那个母亲,正是妇產科那位抱著“完美婴儿”却感受不到连接的陈女士。
她正低著头,看著自己的手指发呆。
小猫跳到她脚边,大概是没站稳,身体一歪,摔了个屁股蹲。
它晃了晃脑袋,爬起来,然后把自己的小脑袋,轻轻地蹭了蹭陈女士的裤腿。
“咕嚕……咕嚕……”
细微的、满足的呼嚕声,在安静的休息区里清晰可闻。
陈女士的身体僵住了。
她缓缓低下头,看到脚边这个毛茸茸的小东西。
它的毛色不纯,黄白相间,乱糟糟的。
它的身体歪著,因为少了一条腿。
它的耳朵上还有一个豁口。
它那么丑,那么不完美。
可它正用尽全身力气,对她表达著亲近和信赖。
陈女士的目光,呆住了。
她的手,不受控制地抬起,又在半空中停住,微微颤抖。
小猫又蹭了蹭她,似乎在催促。
终於,她的手落了下去,轻轻地,摸在了小猫的头上。
入手,是温暖而柔软的触感。
小猫的呼嚕声更响了。
陈女士的肩膀,开始无法抑制地抖动。
一滴眼泪,砸在光洁的地板上,摔得粉碎。
紧接著,是第二滴,第三滴。
她再也控制不住,压抑已久的委屈、迷茫、恐惧,在这一刻轰然决堤。
“哇——”
她像个孩子一样,放声大哭。
她猛地站起身,甚至没再看那只小猫一眼,发疯似的冲向不远处的育婴室。
所有人都被这突如其来的哭声嚇了一跳。
陈女士衝到育婴室的玻璃窗前,把脸死死地贴在冰冷的玻璃上。
她的目光,穿透玻璃,落在那个依旧安静睡著的“完美”婴儿身上。
“宝宝……”她泣不成声,用拳头捶打著玻璃。
“对不起,妈妈错了,对不起。”
她的哭声像一个信號。
休息区里,其他家长都愣愣地看著她,又看了看地上那些同样不完美的流浪动物。
一个父亲,犹豫著,朝那只瞎了眼的狸花猫伸出了手。
猫没有躲,反而凑过来,用它粗糙的舌头舔了舔男人的掌心。
男人的眼圈,瞬间就红了。
“我……我想起来了。”他喃喃自语,“我儿子刚出生的时候,护士说他耳朵后面有块小小的胎记,像个爱心……”
他猛地抬头,冲向育婴室。
“我也想起来了!我老婆怀孕的时候就说,孩子肯定像我,鼻子有点塌!”
“还有我女儿!她的小脚趾,肯定是往里勾的,我们家的人都这样!”
一个个家长,像是突然被唤醒了记忆,疯了一样冲向育婴室,趴在玻璃上,拼命地在自己那个“完美”的孩子身上,寻找著那些微不足道的、独一无二的“瑕疵”。

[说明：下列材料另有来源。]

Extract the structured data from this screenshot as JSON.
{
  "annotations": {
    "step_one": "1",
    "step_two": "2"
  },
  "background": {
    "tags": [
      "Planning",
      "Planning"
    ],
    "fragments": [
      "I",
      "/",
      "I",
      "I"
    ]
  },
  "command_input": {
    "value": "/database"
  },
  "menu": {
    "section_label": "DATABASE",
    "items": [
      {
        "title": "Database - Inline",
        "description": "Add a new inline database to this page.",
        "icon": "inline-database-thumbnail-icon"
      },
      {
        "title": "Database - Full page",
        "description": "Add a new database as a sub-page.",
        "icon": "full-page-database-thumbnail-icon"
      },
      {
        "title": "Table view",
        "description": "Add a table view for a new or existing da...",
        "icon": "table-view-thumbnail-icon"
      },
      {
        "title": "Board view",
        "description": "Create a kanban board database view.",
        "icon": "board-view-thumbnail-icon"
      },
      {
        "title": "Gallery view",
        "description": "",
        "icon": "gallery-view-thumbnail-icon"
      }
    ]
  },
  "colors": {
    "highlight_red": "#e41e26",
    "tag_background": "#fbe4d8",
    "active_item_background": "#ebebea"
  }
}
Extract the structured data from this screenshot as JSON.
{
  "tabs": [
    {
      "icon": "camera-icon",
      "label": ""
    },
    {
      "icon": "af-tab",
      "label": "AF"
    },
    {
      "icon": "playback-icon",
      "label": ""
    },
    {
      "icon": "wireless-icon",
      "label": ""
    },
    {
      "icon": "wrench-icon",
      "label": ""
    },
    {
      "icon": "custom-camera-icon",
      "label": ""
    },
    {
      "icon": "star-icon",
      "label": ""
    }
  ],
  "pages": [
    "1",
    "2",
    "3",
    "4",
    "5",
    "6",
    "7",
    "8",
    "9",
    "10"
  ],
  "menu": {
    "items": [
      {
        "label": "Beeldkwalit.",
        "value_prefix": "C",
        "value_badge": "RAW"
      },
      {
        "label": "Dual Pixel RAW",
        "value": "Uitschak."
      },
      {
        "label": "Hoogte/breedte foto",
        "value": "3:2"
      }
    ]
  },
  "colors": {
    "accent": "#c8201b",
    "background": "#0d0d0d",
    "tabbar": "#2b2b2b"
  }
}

那个曾让他们感到陌生的“完美”,在这一刻被彻底撕碎。
取而代之的,是一个个鲜活的、带著家族印记的、属於他们的孩子。
烈风看著这片混乱而温暖的景象,张了张嘴,最后憋出一句。
“真有你的,老大,你这脑子到底怎么长的?”
张帆靠在椅子上,看著这一切,脸上掛著淡淡的笑意。
他脚边,无人能见的《概念药典》虚影上,一行新的字跡缓缓浮现。
【概念捕获:不完美的连接】
书页的封面上,那个繁复而冰冷的红色【悖论之锁】符號,轻轻闪动了一下。
构成符號的一根完美直线上,突然长出了一个微小的、几乎无法察觉的毛刺。
就像完美的代码里,出现了一个无法被修復的bug。
就在这时,亚瑟手腕上的通讯器突然发出刺耳的尖叫。
“舰长!出事了!”朱淋清的脸弹了出来,背景是一片混乱的数据流,“k-1不知道为什么,把全城所有公园的广场舞音乐,全都强制替换成了……二人转!”